Das ergibt ein Volumen von 8pi Volumeneinheiten.

Wie Du bereits gemerkt hast, kannst Du das auch durch ein Doppelintegral berechnen.

Dazu brauchst Du keine Umkehrfunktion zu bilden. Der Rotationskörper von f(x)=4-x² bildet eine Glocke, deren Spitze in einem dreidimensionalen Koordinatensystem bei z=4 liegt und deren Rand im Abstand von 2 Einheiten vom Ursprung des Koordinatensystems einen Kreis mit dem Radius 2 auf der xy-Ebene bildet.

Du kannst diese Glocke aus lauter Kreisen aufbauen, die einen Radius von r=0 bis r=2 besitzen und deren Höhe über der Ebene nur von r abhängt nach der Formel
f(r)=4-r². Du legst also den ersten Kreis mit Radius 2 auf die xy-Ebene mit der y-Achse als Mitte. Den nächsten, um ein Minimum kleiner als der erste, schichtest Du konzentrisch auf den ersten. Dieser berührt die xy-Ebene nicht mehr, sondern liegt auf dem ersten Kreis auf. So machst Du weiter bis zum letzten Kreis mit Radius 0 und einer Höhe von 4 Einheiten über der Grundebene, so daß Du die Glocke wie ein Iglu Schicht für Schicht aufgebaut hast.

Nun zeichne den Grundkreis mit Radius 2 und zeichne eine Art Spinnennetz hinein: Strahlen,, die vom Mittelpunkt aus bis zum Rand, dem Kreis mit Radius 2 gehen, und konzentrische Kreise, die immer kleinere Radien haben.

Dies teilt den Kreis in lauter Flächen auf, die wie eine Art Trapez aussehen: Links und rechts kleine Abschnitte der Strahlen, oben und unten kleine Kreisbögen.
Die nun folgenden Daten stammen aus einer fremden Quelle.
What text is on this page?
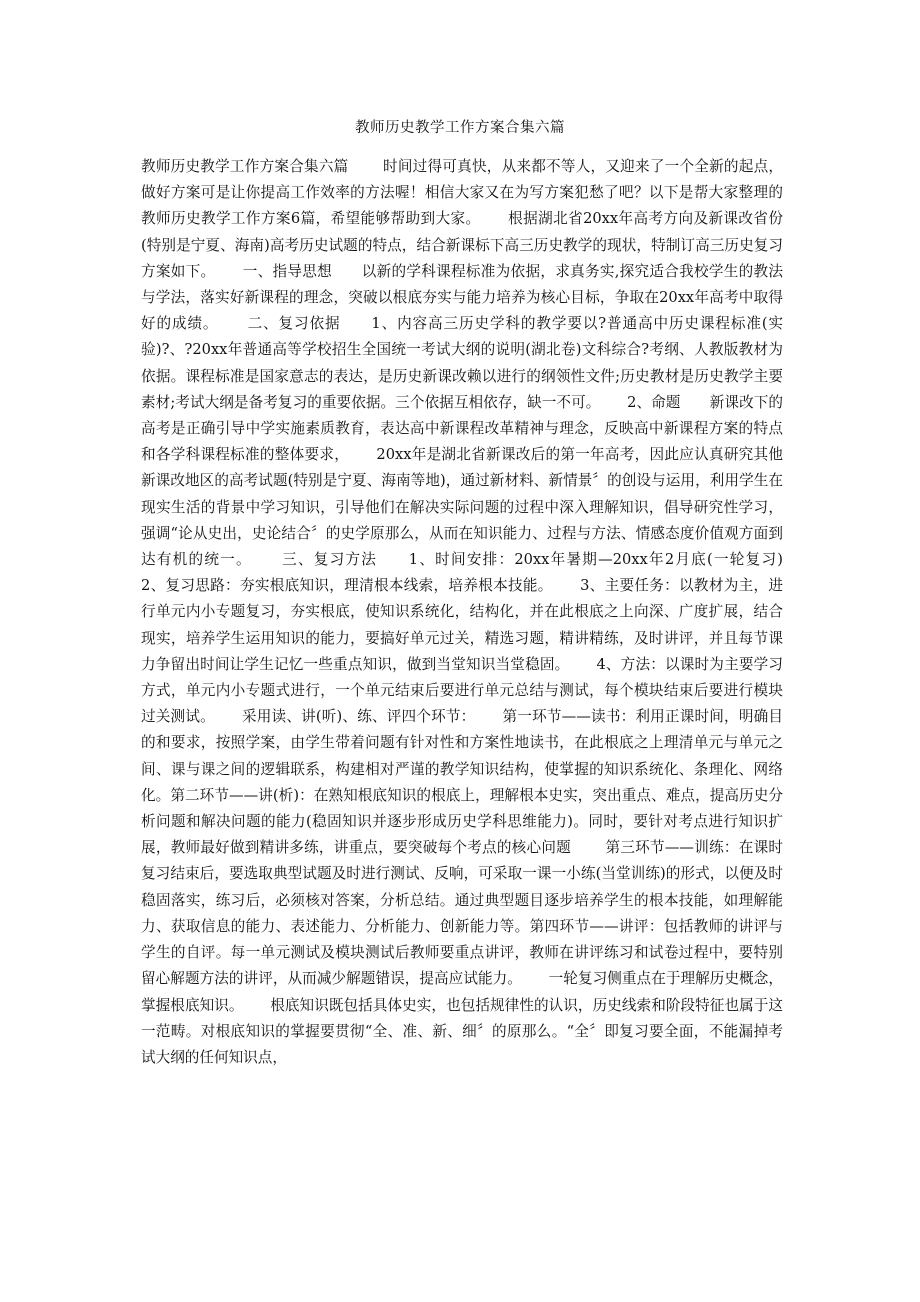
教师历史教学工作方案合集六篇

教师历史教学工作方案合集六篇　　 时间过得可真快，从来都不等人，又迎来了一个全新的起点，做好方案可是让你提高工作效率的方法喔！相信大家又在为写方案犯愁了吧？以下是帮大家整理的教师历史教学工作方案6篇，希望能够帮助到大家。　　 根据湖北省20xx年高考方向及新课改省份(特别是宁夏、海南)高考历史试题的特点，结合新课标下高三历史教学的现状，特制订高三历史复习方案如下。　　 一、指导思想　　以新的学科课程标准为依据，求真务实,探究适合我校学生的教法与学法，落实好新课程的理念，突破以根底夯实与能力培养为核心目标，争取在20xx年高考中取得好的成绩。　　 二、复习依据　　1、内容高三历史学科的教学要以?普通高中历史课程标准(实验)?、?20xx年普通高等学校招生全国统一考试大纲的说明(湖北卷)文科综合?考纲、人教版教材为依据。课程标准是国家意志的表达，是历史新课改赖以进行的纲领性文件;历史教材是历史教学主要素材;考试大纲是备考复习的重要依据。三个依据互相依存，缺一不可。　　 2、命题　　新课改下的高考是正确引导中学实施素质教育，表达高中新课程改革精神与理念，反映高中新课程方案的特点和各学科课程标准的整体要求，　　 20xx年是湖北省新课改后的第一年高考，因此应认真研究其他新课改地区的高考试题(特别是宁夏、海南等地)，通过新材料、新情景〞的创设与运用，利用学生在现实生活的背景中学习知识，引导他们在解决实际问题的过程中深入理解知识，倡导研究性学习，强调“论从史出，史论结合〞的史学原那么，从而在知识能力、过程与方法、情感态度价值观方面到达有机的统一。　　 三、复习方法　　1、时间安排：20xx年暑期—20xx年2月底(一轮复习)　　2、复习思路：夯实根底知识，理清根本线索，培养根本技能。　　 3、主要任务：以教材为主，进行单元内小专题复习，夯实根底，使知识系统化，结构化，并在此根底之上向深、广度扩展，结合现实，培养学生运用知识的能力，要搞好单元过关，精选习题，精讲精练，及时讲评，并且每节课力争留出时间让学生记忆一些重点知识，做到当堂知识当堂稳固。　　 4、方法：以课时为主要学习方式，单元内小专题式进行，一个单元结束后要进行单元总结与测试，每个模块结束后要进行模块过关测试。　　 采用读、讲(听)、练、评四个环节：　　 第一环节——读书：利用正课时间，明确目的和要求，按照学案，由学生带着问题有针对性和方案性地读书，在此根底之上理清单元与单元之间、课与课之间的逻辑联系，构建相对严谨的教学知识结构，使掌握的知识系统化、条理化、网络化。第二环节——讲(析)：在熟知根底知识的根底上，理解根本史实，突出重点、难点，提高历史分析问题和解决问题的能力(稳固知识并逐步形成历史学科思维能力)。同时，要针对考点进行知识扩展，教师最好做到精讲多练，讲重点，要突破每个考点的核心问题　　 第三环节——训练：在课时复习结束后，要选取典型试题及时进行测试、反响，可采取一课一小练(当堂训练)的形式，以便及时稳固落实，练习后，必须核对答案，分析总结。通过典型题目逐步培养学生的根本技能，如理解能力、获取信息的能力、表述能力、分析能力、创新能力等。第四环节——讲评：包括教师的讲评与学生的自评。每一单元测试及模块测试后教师要重点讲评，教师在讲评练习和试卷过程中，要特别留心解题方法的讲评，从而减少解题错误，提高应试能力。　　 一轮复习侧重点在于理解历史概念，掌握根底知识。　　 根底知识既包括具体史实，也包括规律性的认识，历史线索和阶段特征也属于这一范畴。对根底知识的掌握要贯彻“全、准、新、细〞的原那么。“全〞即复习要全面，不能漏掉考试大纲的任何知识点，
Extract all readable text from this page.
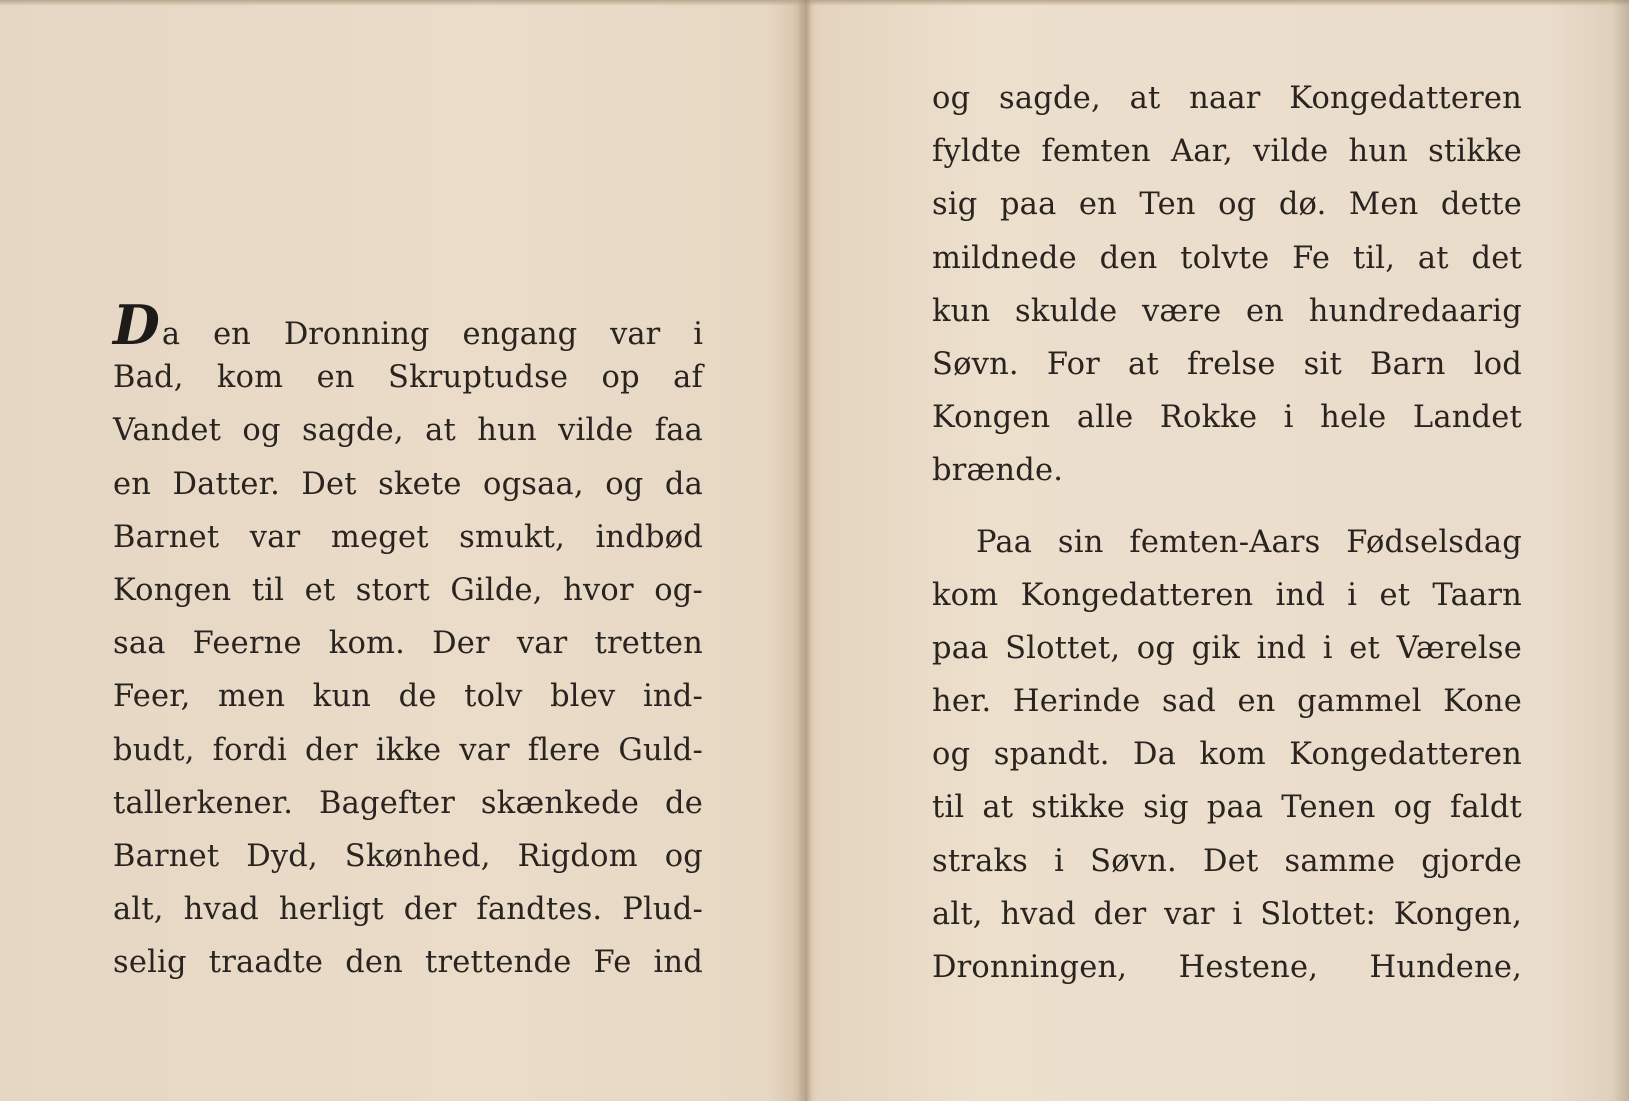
Da en Dronning engang var i
Bad, kom en Skruptudse op af
Vandet og sagde, at hun vilde faa
en Datter. Det skete ogsaa, og da
Barnet var meget smukt, indbød
Kongen til et stort Gilde, hvor og-
saa Feerne kom. Der var tretten
Feer, men kun de tolv blev ind-
budt, fordi der ikke var flere Guld-
tallerkener. Bagefter skænkede de
Barnet Dyd, Skønhed, Rigdom og
alt, hvad herligt der fandtes. Plud-
selig traadte den trettende Fe ind
og sagde, at naar Kongedatteren
fyldte femten Aar, vilde hun stikke
sig paa en Ten og dø. Men dette
mildnede den tolvte Fe til, at det
kun skulde være en hundredaarig
Søvn. For at frelse sit Barn lod
Kongen alle Rokke i hele Landet
brænde.
Paa sin femten-Aars Fødselsdag
kom Kongedatteren ind i et Taarn
paa Slottet, og gik ind i et Værelse
her. Herinde sad en gammel Kone
og spandt. Da kom Kongedatteren
til at stikke sig paa Tenen og faldt
straks i Søvn. Det samme gjorde
alt, hvad der var i Slottet: Kongen,
Dronningen, Hestene, Hundene,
Die Länge der seitlichen Ränder dieser Flächen entsprechen dem Unterschied der Radien zweier benachbarter Kreise, die oberen und unteren Rändern den Kreisbögen, die zu den Radien gehören. Bekanntlich ist ein Kreisbogen abhängig vom Radius r und dem Zentriwinkel phi nach der Formel r*phi.

Nun stell Dir vor, daß Du sehr viele Strahlen in den Grundkreis einzeichnest und sehr viele konzentrische Kreise - so viele, daß der Unterschied zwischen benachbarten Kreisen und Strahlen gegen Null geht und es so unendlich viele Strahlen und Kreise werden. In diesem Fall sind die bogenförmig begrenzten Flächen in diesem Spinnennetz nicht mehr von winzigen Rechtecken zu unterscheiden, die den ganzen Grundkreis nahtlos ausfüllen und deren Längen und Breiten gegen Null gehen (aber nicht wirklich Null werden, sonst könnten auch unendlich viele von ihnen keine Fläche füllen). Die Breite eines jeden Rechtecks entspricht dann der Bogenlänge zwischen zwei benachbarten Strahlen im Abstand r, die Länge entspricht der Differenz der Radien zweier benachbarter Kreise.

Die Winkel zu den Bogenlängen entsprechen den Unterschieden zwischen den Winkeln zweier benachbarter Strahlen zur x-Achse.

Da diese Abstände gegen Null gehen, nennt man sie statt Delta phi und Delta r dphi und dr. Breite eines dieser winzigen Rechtecke ist demmnach dphi*r, während die Länge dr ist. Zeichne es Dir auf.

Die Fläche des Grundkreises ist nun die Summe all dieser Rechtecke mit den Maßen r*dphi mal dr. Die Höhe, die zu jedem Radius gehört, ist 4-r².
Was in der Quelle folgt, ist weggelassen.